I own both the A-MAZE-N-TUBE-SMOKER and  A-MAZE-N-PELLET-SMOKER. They both work great for cold smoking. 

I have not been able to keep either the A-MAZE-N-TUBE-SMOKER and  A-MAZE-N-PELLET-SMOKER to keep smoking while barbecuing with charcoal; it goes out after 10, maybe 15 minutes.

Does anyone have a trick they use for either the A-MAZE-N-TUBE-SMOKER and  A-MAZE-N-PELLET-SMOKER to keep it smoking while at bbq temperatures on a charcoal cooker?

They may not be intended to be used with a charcoal cooker (set-up at 250 for low and slow bbq.) Looking for some advice or tips, thanks.


----------



## daveomak (Sep 9, 2015)

The charcoal is sucking up all the available oxygen....   more air in and more air out....


----------



## dirtsailor2003 (Sep 9, 2015)

Dave has you covered.

In a propane smoker, grill he tube works great up to about 285, then the pellets start to combust and burn up instead of smoking. 

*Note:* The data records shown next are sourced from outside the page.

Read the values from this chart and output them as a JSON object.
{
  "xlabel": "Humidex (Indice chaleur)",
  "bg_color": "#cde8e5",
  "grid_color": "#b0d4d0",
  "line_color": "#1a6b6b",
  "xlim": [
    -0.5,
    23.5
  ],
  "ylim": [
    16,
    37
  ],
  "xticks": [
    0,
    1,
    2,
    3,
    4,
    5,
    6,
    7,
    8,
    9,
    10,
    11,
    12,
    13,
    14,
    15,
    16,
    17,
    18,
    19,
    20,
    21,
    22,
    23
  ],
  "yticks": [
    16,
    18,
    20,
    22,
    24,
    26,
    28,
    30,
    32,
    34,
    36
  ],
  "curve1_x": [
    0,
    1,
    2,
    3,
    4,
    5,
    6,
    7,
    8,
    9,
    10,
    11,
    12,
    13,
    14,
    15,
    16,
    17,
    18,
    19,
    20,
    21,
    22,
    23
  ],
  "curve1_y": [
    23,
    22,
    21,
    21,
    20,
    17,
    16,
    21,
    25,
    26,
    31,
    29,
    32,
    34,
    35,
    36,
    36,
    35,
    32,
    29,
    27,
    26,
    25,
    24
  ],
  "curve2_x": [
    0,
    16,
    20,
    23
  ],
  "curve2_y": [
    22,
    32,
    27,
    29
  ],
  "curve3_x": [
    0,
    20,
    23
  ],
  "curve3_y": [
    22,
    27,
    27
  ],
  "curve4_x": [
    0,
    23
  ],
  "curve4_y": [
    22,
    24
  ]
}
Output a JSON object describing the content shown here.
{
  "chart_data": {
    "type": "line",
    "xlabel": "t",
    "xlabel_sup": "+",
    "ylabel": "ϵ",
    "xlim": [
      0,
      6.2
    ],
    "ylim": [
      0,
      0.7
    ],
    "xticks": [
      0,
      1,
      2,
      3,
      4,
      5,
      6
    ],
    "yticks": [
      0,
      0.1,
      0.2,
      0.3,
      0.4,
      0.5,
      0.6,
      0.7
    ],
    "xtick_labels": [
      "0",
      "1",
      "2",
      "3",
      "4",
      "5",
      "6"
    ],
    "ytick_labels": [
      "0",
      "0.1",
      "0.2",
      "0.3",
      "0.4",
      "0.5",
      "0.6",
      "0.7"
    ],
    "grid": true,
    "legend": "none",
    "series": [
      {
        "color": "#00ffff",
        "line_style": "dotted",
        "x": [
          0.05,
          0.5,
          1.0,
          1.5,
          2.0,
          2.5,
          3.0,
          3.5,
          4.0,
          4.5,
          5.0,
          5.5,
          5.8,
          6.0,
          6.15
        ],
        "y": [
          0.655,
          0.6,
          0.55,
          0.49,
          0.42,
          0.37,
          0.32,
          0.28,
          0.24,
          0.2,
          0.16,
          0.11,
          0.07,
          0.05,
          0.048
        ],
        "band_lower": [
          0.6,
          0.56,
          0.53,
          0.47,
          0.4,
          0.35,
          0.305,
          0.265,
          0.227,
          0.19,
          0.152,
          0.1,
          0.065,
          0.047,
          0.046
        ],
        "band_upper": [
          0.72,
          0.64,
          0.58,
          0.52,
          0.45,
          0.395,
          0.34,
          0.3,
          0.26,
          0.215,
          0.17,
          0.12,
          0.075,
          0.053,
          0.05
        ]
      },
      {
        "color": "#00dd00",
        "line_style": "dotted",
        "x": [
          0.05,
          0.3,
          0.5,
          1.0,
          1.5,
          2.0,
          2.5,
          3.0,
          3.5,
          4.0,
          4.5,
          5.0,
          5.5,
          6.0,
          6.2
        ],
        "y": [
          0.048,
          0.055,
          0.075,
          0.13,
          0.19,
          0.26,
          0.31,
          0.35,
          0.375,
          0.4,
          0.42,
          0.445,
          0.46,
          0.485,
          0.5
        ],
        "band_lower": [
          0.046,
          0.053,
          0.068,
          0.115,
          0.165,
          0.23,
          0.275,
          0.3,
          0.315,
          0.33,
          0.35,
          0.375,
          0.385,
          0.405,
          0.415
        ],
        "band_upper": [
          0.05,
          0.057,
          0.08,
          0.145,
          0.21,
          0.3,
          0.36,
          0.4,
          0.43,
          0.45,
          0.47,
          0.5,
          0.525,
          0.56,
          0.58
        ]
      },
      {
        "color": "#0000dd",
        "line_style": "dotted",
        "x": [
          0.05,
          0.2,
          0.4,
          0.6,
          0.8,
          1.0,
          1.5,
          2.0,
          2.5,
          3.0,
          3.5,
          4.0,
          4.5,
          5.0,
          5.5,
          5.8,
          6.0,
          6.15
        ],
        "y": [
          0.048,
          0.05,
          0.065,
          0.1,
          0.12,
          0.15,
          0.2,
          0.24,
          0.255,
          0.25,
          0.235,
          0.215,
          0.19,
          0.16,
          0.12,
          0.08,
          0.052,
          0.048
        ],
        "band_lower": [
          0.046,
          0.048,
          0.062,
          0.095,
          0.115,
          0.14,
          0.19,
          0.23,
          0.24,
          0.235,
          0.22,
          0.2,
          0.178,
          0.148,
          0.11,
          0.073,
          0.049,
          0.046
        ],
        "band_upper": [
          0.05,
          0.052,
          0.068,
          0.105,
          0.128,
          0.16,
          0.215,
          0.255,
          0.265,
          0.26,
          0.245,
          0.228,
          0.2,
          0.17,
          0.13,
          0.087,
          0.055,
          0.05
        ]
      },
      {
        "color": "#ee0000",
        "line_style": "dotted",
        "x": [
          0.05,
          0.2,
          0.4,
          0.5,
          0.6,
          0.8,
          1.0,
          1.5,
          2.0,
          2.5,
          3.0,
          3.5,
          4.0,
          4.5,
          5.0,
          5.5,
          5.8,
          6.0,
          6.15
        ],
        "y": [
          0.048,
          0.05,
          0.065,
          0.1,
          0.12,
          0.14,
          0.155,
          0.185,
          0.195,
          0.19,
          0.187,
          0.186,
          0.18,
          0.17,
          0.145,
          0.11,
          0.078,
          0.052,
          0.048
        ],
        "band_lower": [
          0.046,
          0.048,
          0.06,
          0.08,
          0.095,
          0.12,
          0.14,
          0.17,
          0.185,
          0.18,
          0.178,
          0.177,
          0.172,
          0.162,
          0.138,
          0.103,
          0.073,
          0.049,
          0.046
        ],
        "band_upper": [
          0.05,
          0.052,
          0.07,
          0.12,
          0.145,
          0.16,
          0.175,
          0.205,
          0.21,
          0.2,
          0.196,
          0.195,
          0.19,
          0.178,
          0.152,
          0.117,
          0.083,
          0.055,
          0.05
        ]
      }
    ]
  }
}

If you want to get more smoke in your charcoal set to you will need to make a mailbox mod and pipe the smoke in.


----------



## weq2 (Sep 19, 2015)

Is it fair say that The A-MAZE-N-TUBE-SMOKER and A-MAZE-N-PELLET-SMOKER doesn't work with a charcoal cooker setup to run at barbecue temperatures?


----------



## daveomak (Sep 19, 2015)

If you run something like a Weber, with the lid closed, the charcoal is sucking up all the oxygen so there's noting left for the pellets...  

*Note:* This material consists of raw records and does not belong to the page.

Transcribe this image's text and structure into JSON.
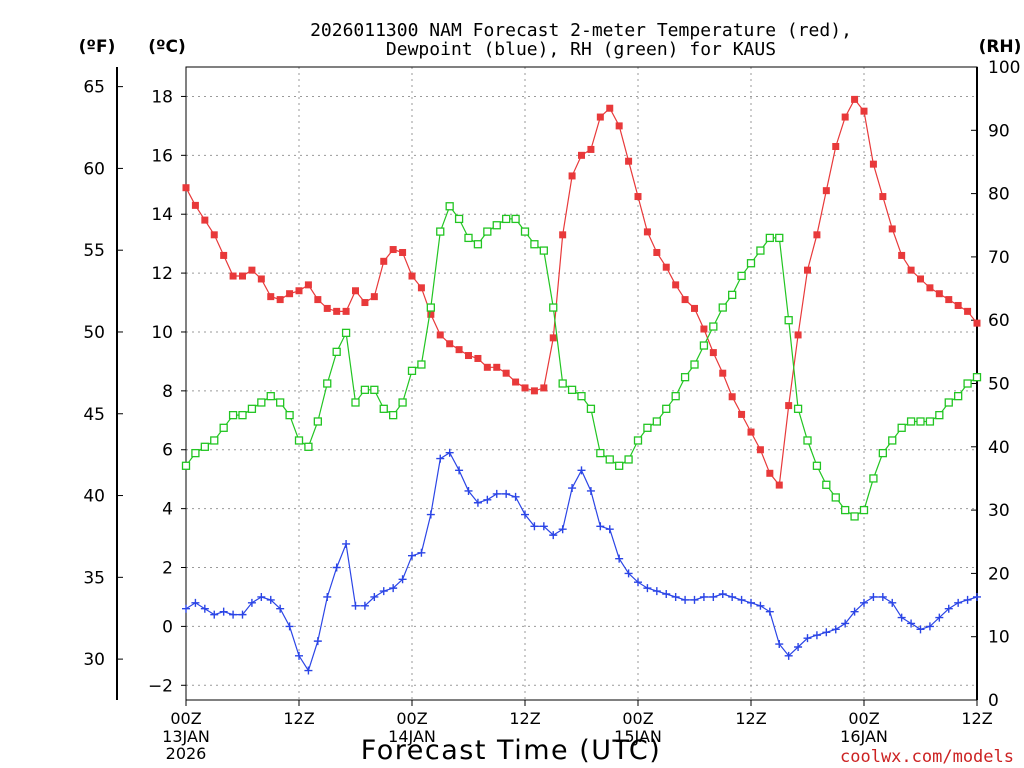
{
  "chart_data": {
    "type": "line",
    "title_line1": "2026011300 NAM Forecast 2-meter Temperature (red),",
    "title_line2": "Dewpoint (blue), RH (green) for KAUS",
    "xlabel": "Forecast Time (UTC)",
    "watermark": "coolwx.com/models",
    "unit_labels": {
      "fahrenheit": "(ºF)",
      "celsius": "(ºC)",
      "rh": "(RH)"
    },
    "xlim": [
      0,
      84
    ],
    "x_unit": "forecast hour",
    "x_ticks": [
      {
        "x": 0,
        "label": "00Z",
        "sub": [
          "13JAN",
          "2026"
        ]
      },
      {
        "x": 12,
        "label": "12Z",
        "sub": []
      },
      {
        "x": 24,
        "label": "00Z",
        "sub": [
          "14JAN"
        ]
      },
      {
        "x": 36,
        "label": "12Z",
        "sub": []
      },
      {
        "x": 48,
        "label": "00Z",
        "sub": [
          "15JAN"
        ]
      },
      {
        "x": 60,
        "label": "12Z",
        "sub": []
      },
      {
        "x": 72,
        "label": "00Z",
        "sub": [
          "16JAN"
        ]
      },
      {
        "x": 84,
        "label": "12Z",
        "sub": []
      }
    ],
    "celsius_axis": {
      "ylim": [
        -2.5,
        19.0
      ],
      "ticks": [
        -2,
        0,
        2,
        4,
        6,
        8,
        10,
        12,
        14,
        16,
        18
      ]
    },
    "fahrenheit_axis": {
      "ticks": [
        30,
        35,
        40,
        45,
        50,
        55,
        60,
        65
      ]
    },
    "rh_axis": {
      "ylim": [
        0,
        100
      ],
      "ticks": [
        0,
        10,
        20,
        30,
        40,
        50,
        60,
        70,
        80,
        90,
        100
      ]
    },
    "grid": true,
    "series": [
      {
        "name": "Temperature",
        "axis": "celsius",
        "color": "#e8393a",
        "marker": "filled-square",
        "x": [
          0,
          1,
          2,
          3,
          4,
          5,
          6,
          7,
          8,
          9,
          10,
          11,
          12,
          13,
          14,
          15,
          16,
          17,
          18,
          19,
          20,
          21,
          22,
          23,
          24,
          25,
          26,
          27,
          28,
          29,
          30,
          31,
          32,
          33,
          34,
          35,
          36,
          37,
          38,
          39,
          40,
          41,
          42,
          43,
          44,
          45,
          46,
          47,
          48,
          49,
          50,
          51,
          52,
          53,
          54,
          55,
          56,
          57,
          58,
          59,
          60,
          61,
          62,
          63,
          64,
          65,
          66,
          67,
          68,
          69,
          70,
          71,
          72,
          73,
          74,
          75,
          76,
          77,
          78,
          79,
          80,
          81,
          82,
          83,
          84
        ],
        "values": [
          14.9,
          14.3,
          13.8,
          13.3,
          12.6,
          11.9,
          11.9,
          12.1,
          11.8,
          11.2,
          11.1,
          11.3,
          11.4,
          11.6,
          11.1,
          10.8,
          10.7,
          10.7,
          11.4,
          11.0,
          11.2,
          12.4,
          12.8,
          12.7,
          11.9,
          11.5,
          10.6,
          9.9,
          9.6,
          9.4,
          9.2,
          9.1,
          8.8,
          8.8,
          8.6,
          8.3,
          8.1,
          8.0,
          8.1,
          9.8,
          13.3,
          15.3,
          16.0,
          16.2,
          17.3,
          17.6,
          17.0,
          15.8,
          14.6,
          13.4,
          12.7,
          12.2,
          11.6,
          11.1,
          10.8,
          10.1,
          9.3,
          8.6,
          7.8,
          7.2,
          6.6,
          6.0,
          5.2,
          4.8,
          7.5,
          9.9,
          12.1,
          13.3,
          14.8,
          16.3,
          17.3,
          17.9,
          17.5,
          15.7,
          14.6,
          13.5,
          12.6,
          12.1,
          11.8,
          11.5,
          11.3,
          11.1,
          10.9,
          10.7,
          10.3
        ]
      },
      {
        "name": "Dewpoint",
        "axis": "celsius",
        "color": "#2b45e6",
        "marker": "plus",
        "x": [
          0,
          1,
          2,
          3,
          4,
          5,
          6,
          7,
          8,
          9,
          10,
          11,
          12,
          13,
          14,
          15,
          16,
          17,
          18,
          19,
          20,
          21,
          22,
          23,
          24,
          25,
          26,
          27,
          28,
          29,
          30,
          31,
          32,
          33,
          34,
          35,
          36,
          37,
          38,
          39,
          40,
          41,
          42,
          43,
          44,
          45,
          46,
          47,
          48,
          49,
          50,
          51,
          52,
          53,
          54,
          55,
          56,
          57,
          58,
          59,
          60,
          61,
          62,
          63,
          64,
          65,
          66,
          67,
          68,
          69,
          70,
          71,
          72,
          73,
          74,
          75,
          76,
          77,
          78,
          79,
          80,
          81,
          82,
          83,
          84
        ],
        "values": [
          0.6,
          0.8,
          0.6,
          0.4,
          0.5,
          0.4,
          0.4,
          0.8,
          1.0,
          0.9,
          0.6,
          0.0,
          -1.0,
          -1.5,
          -0.5,
          1.0,
          2.0,
          2.8,
          0.7,
          0.7,
          1.0,
          1.2,
          1.3,
          1.6,
          2.4,
          2.5,
          3.8,
          5.7,
          5.9,
          5.3,
          4.6,
          4.2,
          4.3,
          4.5,
          4.5,
          4.4,
          3.8,
          3.4,
          3.4,
          3.1,
          3.3,
          4.7,
          5.3,
          4.6,
          3.4,
          3.3,
          2.3,
          1.8,
          1.5,
          1.3,
          1.2,
          1.1,
          1.0,
          0.9,
          0.9,
          1.0,
          1.0,
          1.1,
          1.0,
          0.9,
          0.8,
          0.7,
          0.5,
          -0.6,
          -1.0,
          -0.7,
          -0.4,
          -0.3,
          -0.2,
          -0.1,
          0.1,
          0.5,
          0.8,
          1.0,
          1.0,
          0.8,
          0.3,
          0.1,
          -0.1,
          0.0,
          0.3,
          0.6,
          0.8,
          0.9,
          1.0
        ]
      },
      {
        "name": "RH",
        "axis": "rh",
        "color": "#22c522",
        "marker": "open-square",
        "x": [
          0,
          1,
          2,
          3,
          4,
          5,
          6,
          7,
          8,
          9,
          10,
          11,
          12,
          13,
          14,
          15,
          16,
          17,
          18,
          19,
          20,
          21,
          22,
          23,
          24,
          25,
          26,
          27,
          28,
          29,
          30,
          31,
          32,
          33,
          34,
          35,
          36,
          37,
          38,
          39,
          40,
          41,
          42,
          43,
          44,
          45,
          46,
          47,
          48,
          49,
          50,
          51,
          52,
          53,
          54,
          55,
          56,
          57,
          58,
          59,
          60,
          61,
          62,
          63,
          64,
          65,
          66,
          67,
          68,
          69,
          70,
          71,
          72,
          73,
          74,
          75,
          76,
          77,
          78,
          79,
          80,
          81,
          82,
          83,
          84
        ],
        "values": [
          37,
          39,
          40,
          41,
          43,
          45,
          45,
          46,
          47,
          48,
          47,
          45,
          41,
          40,
          44,
          50,
          55,
          58,
          47,
          49,
          49,
          46,
          45,
          47,
          52,
          53,
          62,
          74,
          78,
          76,
          73,
          72,
          74,
          75,
          76,
          76,
          74,
          72,
          71,
          62,
          50,
          49,
          48,
          46,
          39,
          38,
          37,
          38,
          41,
          43,
          44,
          46,
          48,
          51,
          53,
          56,
          59,
          62,
          64,
          67,
          69,
          71,
          73,
          73,
          60,
          46,
          41,
          37,
          34,
          32,
          30,
          29,
          30,
          35,
          39,
          41,
          43,
          44,
          44,
          44,
          45,
          47,
          48,
          50,
          51
        ]
      }
    ]
  }
}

If you wanted to fabricate a tube of sorts, you could use the tube smoker...   Something like this would work....  outside air....  smoke entering ABOVE the burning pellets so the smoke wasn't consumed...  














AMNTS mod to a Weber.jpg



__ daveomak
__ Sep 19, 2015


----------



## weq2 (Sep 19, 2015)

Now you have me thinking; awhile back I tried something very similar to what you described.

The problem I ran into was; The A-MAZE-N-TUBE-SMOKER inside of a larger tube didn't produce enough positive pressure to overcome the positive pressure inside the cooker.


----------



## tjohnson (Oct 2, 2015)

weQ2 said:


> Is it fair say that The A-MAZE-N-TUBE-SMOKER and A-MAZE-N-PELLET-SMOKER doesn't work with a charcoal cooker setup to run at barbecue temperatures?

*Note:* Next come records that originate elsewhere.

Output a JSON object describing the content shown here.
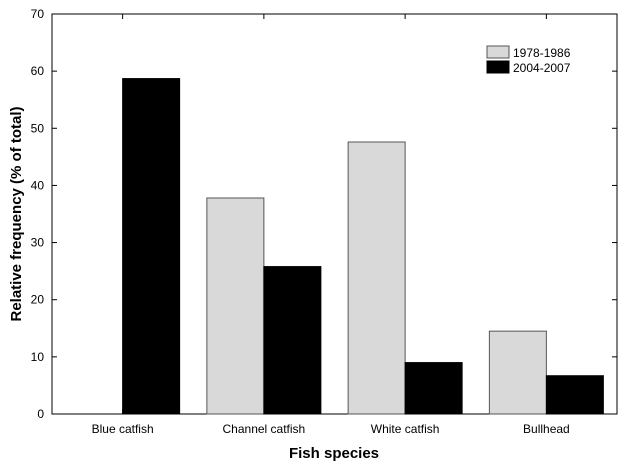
{
  "chart_data": {
    "type": "bar",
    "title": "",
    "xlabel": "Fish species",
    "ylabel": "Relative frequency (% of total)",
    "categories": [
      "Blue catfish",
      "Channel catfish",
      "White catfish",
      "Bullhead"
    ],
    "series": [
      {
        "name": "1978-1986",
        "values": [
          0,
          37.8,
          47.6,
          14.5
        ],
        "color": "#d9d9d9"
      },
      {
        "name": "2004-2007",
        "values": [
          58.7,
          25.8,
          9.0,
          6.7
        ],
        "color": "#000000"
      }
    ],
    "ylim": [
      0,
      70
    ],
    "yticks": [
      0,
      10,
      20,
      30,
      40,
      50,
      60,
      70
    ],
    "grid": false,
    "legend_position": "top-right"
  }
}
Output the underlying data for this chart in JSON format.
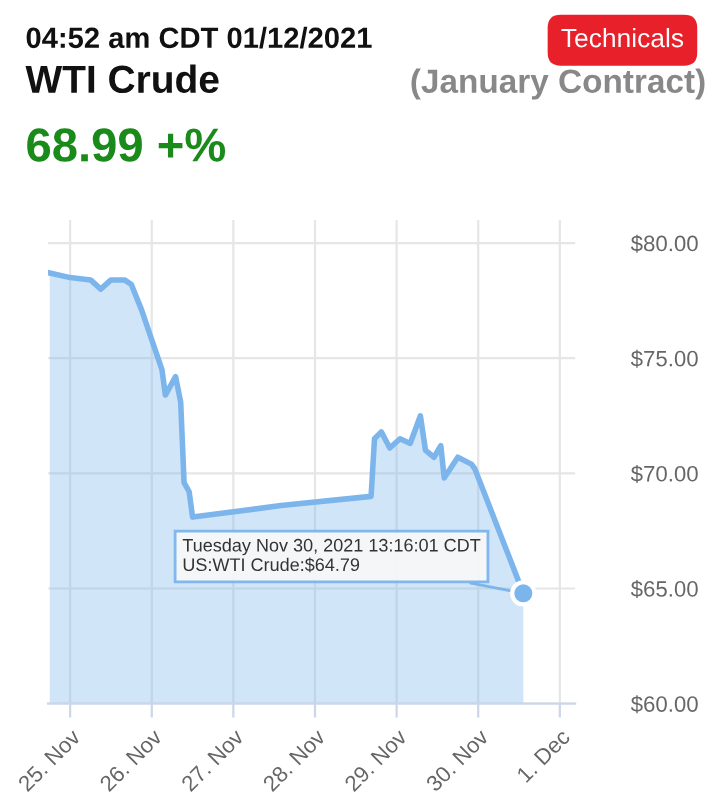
{
  "chart_data": {
    "type": "area",
    "title": "WTI Crude",
    "subtitle": "(January Contract)",
    "annotations": [
      "04:52 am CDT 01/12/2021",
      "68.99 +%",
      "Technicals",
      {
        "text": "Tuesday Nov 30, 2021 13:16:01 CDT\nUS:WTI Crude:$64.79",
        "x": "2021-11-30T13:16",
        "y": 64.79
      }
    ],
    "x": [
      "2021-11-24T18:00",
      "2021-11-25T00:00",
      "2021-11-25T06:00",
      "2021-11-25T09:00",
      "2021-11-25T12:00",
      "2021-11-25T16:00",
      "2021-11-25T18:00",
      "2021-11-25T21:00",
      "2021-11-26T00:00",
      "2021-11-26T03:00",
      "2021-11-26T04:00",
      "2021-11-26T05:30",
      "2021-11-26T07:00",
      "2021-11-26T08:30",
      "2021-11-26T09:30",
      "2021-11-26T11:00",
      "2021-11-26T12:00",
      "2021-11-27T14:00",
      "2021-11-28T16:30",
      "2021-11-28T17:30",
      "2021-11-28T19:30",
      "2021-11-28T22:00",
      "2021-11-29T01:00",
      "2021-11-29T04:00",
      "2021-11-29T07:00",
      "2021-11-29T08:30",
      "2021-11-29T11:00",
      "2021-11-29T13:00",
      "2021-11-29T14:00",
      "2021-11-29T18:00",
      "2021-11-29T22:00",
      "2021-11-29T23:00",
      "2021-11-30T13:16"
    ],
    "series": [
      {
        "color": "#7cb5ec",
        "values": [
          78.7,
          78.5,
          78.4,
          78.0,
          78.4,
          78.4,
          78.2,
          77.1,
          75.8,
          74.5,
          73.4,
          73.8,
          74.2,
          73.1,
          69.6,
          69.2,
          68.1,
          68.6,
          69.0,
          71.5,
          71.8,
          71.1,
          71.5,
          71.3,
          72.5,
          71.0,
          70.7,
          71.2,
          69.8,
          70.7,
          70.4,
          70.2,
          64.79
        ]
      }
    ],
    "xlim": [
      "2021-11-24T17:30",
      "2021-12-01T04:30"
    ],
    "xticks": [
      {
        "value": "2021-11-25",
        "label": "25. Nov"
      },
      {
        "value": "2021-11-26",
        "label": "26. Nov"
      },
      {
        "value": "2021-11-27",
        "label": "27. Nov"
      },
      {
        "value": "2021-11-28",
        "label": "28. Nov"
      },
      {
        "value": "2021-11-29",
        "label": "29. Nov"
      },
      {
        "value": "2021-11-30",
        "label": "30. Nov"
      },
      {
        "value": "2021-12-01",
        "label": "1. Dec"
      }
    ],
    "ylim": [
      60,
      81
    ],
    "yticks": [
      {
        "value": 60,
        "label": "$60.00"
      },
      {
        "value": 65,
        "label": "$65.00"
      },
      {
        "value": 70,
        "label": "$70.00"
      },
      {
        "value": 75,
        "label": "$75.00"
      },
      {
        "value": 80,
        "label": "$80.00"
      }
    ],
    "grid": true,
    "legend": false
  }
}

If you place the Tube Smoker on the same level as the charcoal, it may have enough oxygen to burn

If you place the Tube Smoker above the charcoal, there is no oxygen

Todd


----------



## mikey nc (Dec 1, 2015)

I don't even know what an amazing tube is but if adjustment is 1 to 3 inches . sounds like vented air control ,would be answer, unless you're worried about quick overheat, and want to maintain a constant temperature


----------